Worry is the prime cause of anxiety for most, and can be hard to pin down as it can appear innocuous. To eliminate worry you have to understand how it works, and how it differs from concerns and fears.
Fear is an emotion, while anxiety is a state of distress created in thought. Where fear is pushing you to protect yourself (or others), anxiety is a reaction to a cognitive distortion. Worry is one type of distortion. Similarly, concerns are problems you can do something about – worries are an exaggerated, alarmist opinion.
Worries are not real; they are fictions about the future. Your mind makes them up either as disaster movies, horror stories or repetitive tapes. It was long ago established that 85% of the events we worry about either never materialize or are greatly exaggerated. Make a decision not to watch or listen to a single worry ever again.
Worries serve no purpose and are, in fact useless. Some people think worry helps them solve problems. It doesn’t. It just creates anxiety and adds to the problem. Real problem-solving has nothing to do with worry, but with solution-focused reasoning.
Some people think that worry staves off misfortune, thinking they are going to be ‘punished’ if they don’t watch their backs. They imagine that happiness ‘is all too good to be true’ or ‘it’ll all end badly some day’. Then they start worrying against the day their happiness will be ended by a capricious fate. The idea that you can stave off that day through worrying is a superstition.

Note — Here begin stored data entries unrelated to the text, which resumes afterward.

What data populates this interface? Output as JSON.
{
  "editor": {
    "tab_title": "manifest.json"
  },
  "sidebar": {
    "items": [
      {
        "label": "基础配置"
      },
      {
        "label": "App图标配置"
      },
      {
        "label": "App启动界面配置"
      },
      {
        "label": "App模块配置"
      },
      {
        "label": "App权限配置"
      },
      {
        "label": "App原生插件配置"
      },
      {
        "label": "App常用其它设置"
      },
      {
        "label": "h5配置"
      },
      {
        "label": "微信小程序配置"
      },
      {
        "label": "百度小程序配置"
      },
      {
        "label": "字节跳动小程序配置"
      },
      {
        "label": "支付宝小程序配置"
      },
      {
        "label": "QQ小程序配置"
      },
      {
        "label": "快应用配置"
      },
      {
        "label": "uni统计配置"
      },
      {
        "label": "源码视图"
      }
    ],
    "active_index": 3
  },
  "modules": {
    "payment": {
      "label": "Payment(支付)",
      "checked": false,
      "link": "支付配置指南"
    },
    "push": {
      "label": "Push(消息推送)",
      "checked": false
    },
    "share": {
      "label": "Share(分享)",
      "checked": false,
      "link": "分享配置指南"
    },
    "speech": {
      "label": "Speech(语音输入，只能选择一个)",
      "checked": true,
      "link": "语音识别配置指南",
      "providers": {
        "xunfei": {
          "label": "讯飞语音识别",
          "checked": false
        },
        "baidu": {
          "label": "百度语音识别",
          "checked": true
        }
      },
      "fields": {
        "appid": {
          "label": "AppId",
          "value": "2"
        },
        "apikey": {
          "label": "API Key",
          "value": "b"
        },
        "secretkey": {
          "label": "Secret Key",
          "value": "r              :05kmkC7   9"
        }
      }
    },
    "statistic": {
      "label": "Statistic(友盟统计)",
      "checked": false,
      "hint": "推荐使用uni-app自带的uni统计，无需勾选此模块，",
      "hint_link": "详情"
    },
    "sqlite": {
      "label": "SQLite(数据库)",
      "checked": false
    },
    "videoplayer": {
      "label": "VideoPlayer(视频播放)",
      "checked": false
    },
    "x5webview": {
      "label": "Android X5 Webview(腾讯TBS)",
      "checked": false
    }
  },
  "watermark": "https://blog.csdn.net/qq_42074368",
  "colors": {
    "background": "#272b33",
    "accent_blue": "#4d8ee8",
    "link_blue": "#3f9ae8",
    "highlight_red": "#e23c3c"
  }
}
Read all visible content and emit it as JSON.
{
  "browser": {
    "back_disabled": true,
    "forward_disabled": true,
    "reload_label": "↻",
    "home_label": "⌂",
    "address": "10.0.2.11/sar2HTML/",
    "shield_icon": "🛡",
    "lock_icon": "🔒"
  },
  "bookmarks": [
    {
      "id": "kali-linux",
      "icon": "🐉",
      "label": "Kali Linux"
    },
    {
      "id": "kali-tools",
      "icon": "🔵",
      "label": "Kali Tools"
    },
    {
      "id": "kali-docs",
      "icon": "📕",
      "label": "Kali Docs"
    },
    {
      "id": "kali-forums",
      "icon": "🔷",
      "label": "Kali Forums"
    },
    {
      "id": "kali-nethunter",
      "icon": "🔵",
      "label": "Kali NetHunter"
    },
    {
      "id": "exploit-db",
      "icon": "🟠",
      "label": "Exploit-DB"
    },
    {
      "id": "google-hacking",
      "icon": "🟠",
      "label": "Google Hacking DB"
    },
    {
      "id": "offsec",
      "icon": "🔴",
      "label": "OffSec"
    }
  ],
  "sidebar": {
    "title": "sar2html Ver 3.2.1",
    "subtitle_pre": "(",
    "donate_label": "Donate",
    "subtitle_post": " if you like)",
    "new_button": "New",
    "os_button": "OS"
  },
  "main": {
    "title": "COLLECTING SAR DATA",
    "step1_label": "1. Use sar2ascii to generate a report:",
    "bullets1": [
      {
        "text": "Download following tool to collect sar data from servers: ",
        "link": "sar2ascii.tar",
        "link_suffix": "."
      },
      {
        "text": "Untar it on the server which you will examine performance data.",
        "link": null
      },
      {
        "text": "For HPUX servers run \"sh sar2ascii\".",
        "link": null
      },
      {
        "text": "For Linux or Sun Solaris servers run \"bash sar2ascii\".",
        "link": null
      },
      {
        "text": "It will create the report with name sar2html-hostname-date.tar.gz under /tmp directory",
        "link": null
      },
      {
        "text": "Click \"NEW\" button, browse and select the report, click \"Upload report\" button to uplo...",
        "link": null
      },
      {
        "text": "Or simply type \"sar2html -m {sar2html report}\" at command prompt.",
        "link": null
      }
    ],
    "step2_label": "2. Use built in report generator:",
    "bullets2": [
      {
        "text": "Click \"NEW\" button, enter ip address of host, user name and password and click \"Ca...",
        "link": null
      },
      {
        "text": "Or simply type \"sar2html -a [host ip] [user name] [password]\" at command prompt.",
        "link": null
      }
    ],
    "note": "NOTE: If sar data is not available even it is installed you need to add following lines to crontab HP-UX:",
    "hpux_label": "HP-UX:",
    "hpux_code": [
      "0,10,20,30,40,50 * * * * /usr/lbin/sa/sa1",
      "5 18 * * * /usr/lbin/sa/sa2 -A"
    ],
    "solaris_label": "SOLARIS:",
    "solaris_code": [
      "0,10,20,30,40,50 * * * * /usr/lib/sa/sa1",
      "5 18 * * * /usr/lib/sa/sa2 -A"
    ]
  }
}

Understand, also that worrying can be addictive. The more you worry, the more anxious you will get. That anxiety then fuels further worries, as the mind tries to find ‘reasons’ to worry. But that triggers still more anxiety in a vicious, self-feeding loop. When you stop fusing with worries you will break the loop.
How not to worry
Worry is a bad habit formed from conditioning in earlier life. Typically, it is modelled on parental behaviour; sometimes it is a habit one picks up at school. Very young children do not worry – they are trained to worry by the adults around them. You can reverse that conditioning by using the ideas given below.
1. Distinguish between problems and worries. Problems are things that are happening now, not in the future. If it hasn’t happened yet, it’s not a problem. Problems are solved by checking the facts, getting advice, experimenting with solutions, and patience. Not worry.
2. Distinguish between concerns and worries. Concerns are matters you care about and can influence. If you cannot do anything about the thoughts in your head then they are worries, and can be quietly forgotten.
3. When you catch yourself worrying, run the worry again in your mind, this time using the voice of an idiot. That could be a cartoon or movie character, or it could be someone you actually know. Run it until you laugh, or get bored with it (boredom with worries is a great way to neutralise them).
4. Refocusing. As soon as you hear this idiotic mind-tape STOP wasting time on it and immediately do something that occupies your full attention. Vigorous physical exercise, or shouting, dancing, singing and laughing are all good to do.
5. Procrastinate your worries. If the worry won’t go away then write it down and then put it in away in a drawer, promising yourself you’ll look at it in a few days. Then forget about it. I used to do this myself. Looking at those scraps of paper a week later, I couldn’t remember what most of them were about.
6. Worry periods. If they are still insistent then hold 10 minute ‘worry periods’ each day until you get tired with them. This method works through paradoxical intention. What you do is to work very hard to worry. Imagine the most exaggerated, over-the-top, outcomes. Try and make yourself anxious. You will find that this is, in fact, extremely hard to do. Then go off and enjoy the rest of your day.
7. Practice mindfulness. The more time you spend ‘in’ your body the less time you will have to spend listening to Junkmind mischief. It doesn’t matter which method you use – Yoga, Tai Chi, Breathing exercises, Self-massage, Feldenkreis, Alexander technique, or just being aware of your feet pushing down on the floor – just do it. Today.
8. Learn the art of thought defusion and practice doing it daily until you break the habit of fusing with specific worries.